Not only that, but the Bank of England (BoE) has also recently hiked interest rates by 50 basis points. The European Central Bank has also highlighted that it is likely to raise interest rates to a level which might constrain economic growth for the near future.
Gold was further pressured by the US Fed's September 75-basis points hike
Analyst views on precious metals
According to Piero Cingari, analyst at Capital.com, “We have not yet reached a tipping point for the gold's bearish trend to reverse, but some rays of hope are appearing on the horizon.The Fed has reduced its growth forecast to 1.2% in 2023 (from 1.7% in June), raised the unemployment rate to 4.4% in 2023, and expects interest rates to peak at 4.6% next year.
As explained here, a hard landing of the economy with a sharp decline in growth, an increase in unemployment, and a decline in inflation is one of gold’s favourite economic scenarios, as it tends to outperform the stock market."
What is your sentiment on Gold?
Metals price performance
Silver dropped 3% to $19 per troy ounce, following gold’s footsteps, with a weekly decline of about 2.7%, also being pressurised by increasingly aggressive interest rate hikes by the major central banks.
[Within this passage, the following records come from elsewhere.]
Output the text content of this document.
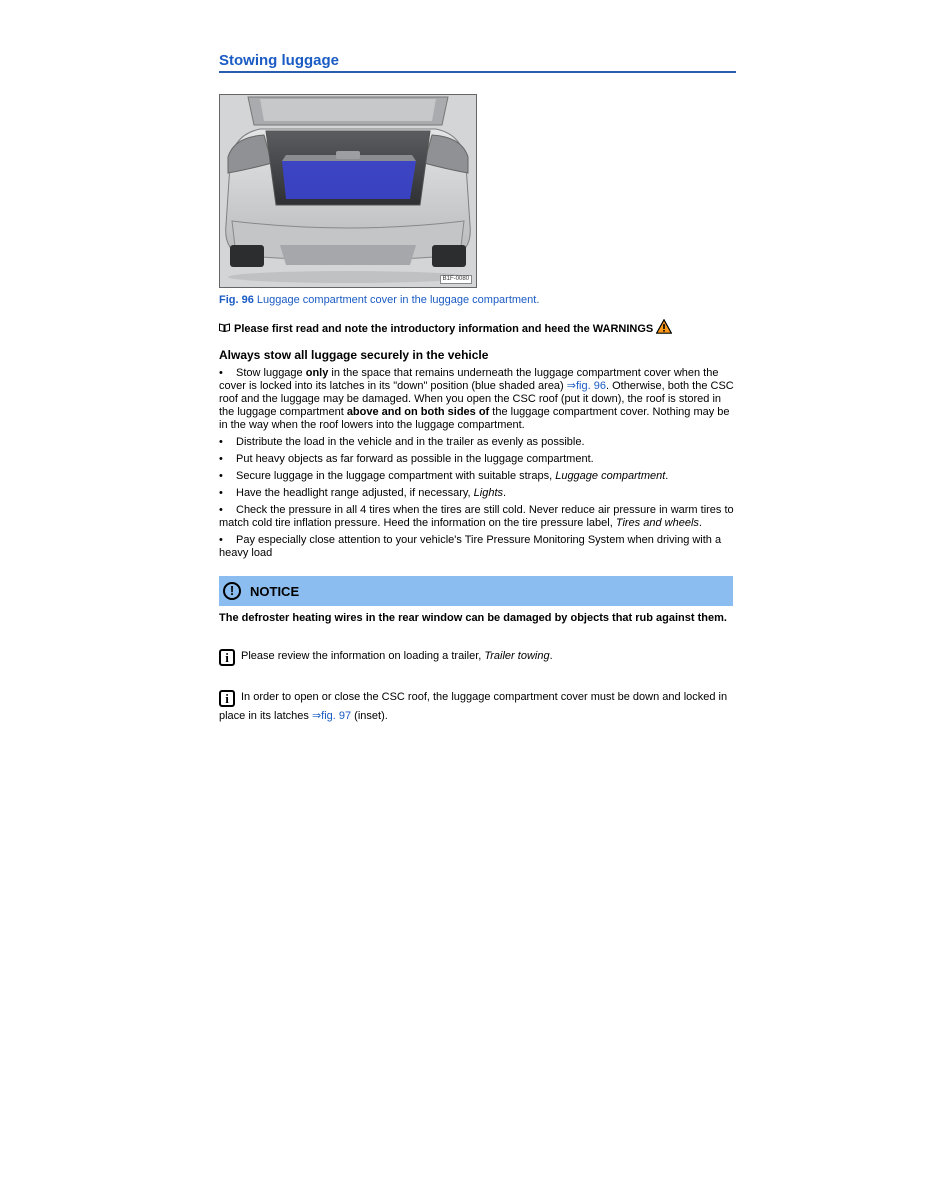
Stowing luggage
B1F-0080
Fig. 96 Luggage compartment cover in the luggage compartment.
Please first read and note the introductory information and heed the WARNINGS
Always stow all luggage securely in the vehicle
• Stow luggage only in the space that remains underneath the luggage compartment cover when the cover is locked into its latches in its "down" position (blue shaded area) ⇒fig. 96. Otherwise, both the CSC roof and the luggage may be damaged. When you open the CSC roof (put it down), the roof is stored in the luggage compartment above and on both sides of the luggage compartment cover. Nothing may be in the way when the roof lowers into the luggage compartment.
• Distribute the load in the vehicle and in the trailer as evenly as possible.
• Put heavy objects as far forward as possible in the luggage compartment.
• Secure luggage in the luggage compartment with suitable straps, Luggage compartment.
• Have the headlight range adjusted, if necessary, Lights.
• Check the pressure in all 4 tires when the tires are still cold. Never reduce air pressure in warm tires to match cold tire inflation pressure. Heed the information on the tire pressure label, Tires and wheels.
• Pay especially close attention to your vehicle's Tire Pressure Monitoring System when driving with a heavy load
!	NOTICE
The defroster heating wires in the rear window can be damaged by objects that rub against them.
i Please review the information on loading a trailer, Trailer towing.
i In order to open or close the CSC roof, the luggage compartment cover must be down and locked in place in its latches ⇒fig. 97 (inset).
Platinum dipped 1.8% to $880 per troy ounce, following reports of jewellery demand dipping in major consumer China due to extended lockdowns and fewer marriage registeries. Palladium plunged 3% to $2,100 per troy ounce.
Copper lost 4.1% to $3.3 per pound, with a weekly decline of about 5.9%, following a worsening energy crisis in Europe triggering an economic slowdown as evidenced by latest PMIs. Iron ore inched up from CNY 709 per tonne in the previous session to CNY 714 per tonne in the current session. Aluminium also edged down 1.8% to $2,189 per tonne.
The US dollar (DXY) inched up from 111.8 in the previous trading session to 112.3 in the current session, close to a 20-year peak.
The US 10-year Treasury yields rose to 3.8%, up by 7 basis points on the day. US 2-year yields soared to 4.24% up by 11 basis points on the day.
Top mining ETFs and mining stocks
The S&P Global Metals and Mining ETF (XME) fell about 4.5% this week
The Van Eck Gold Miners ETF (GDX) fell 0.4% to $23.7, with a weekly drop of about 2.3%.
The Van Eck Junior Gold Miners ETF (GDXJ) dipped 1.1% to $28.8, with a weekly fall of about 3.4%.
The S&P Global Metals and Mining ETF (XME) dropped 1.7% to $43.9, with a weekly decline of about 4.5%.
Glencore (GLEN) dropped 3.9% to GBP 4.7, with a weekly drop of about 6.6%.
Rio Tinto (RIOgb) inched up 1.7% to AUD 93.0, with a weekly fall of about 1%.
Anglo American (AALI) dropped 4.6% to GBP 27.0, with a weekly loss of about 5.2%.
Antofagasta (ANTO) inched lower 4.6% to GBP 10.5, with a weekly decline of about 8.4%.
Today’s market moving events
The S&P Global Composite PMI for UK was released today, coming in higher at 48.5 for September, up from 47.3 in the previous month.
The S&P Global Composite PMI for September for the Euro Area was also released, inching down from 48.9 in the previous month to about 48.2 this month.
Investors were looking forward to the S&P Global Composite PMI for the US, for this month, due to be released later in the day.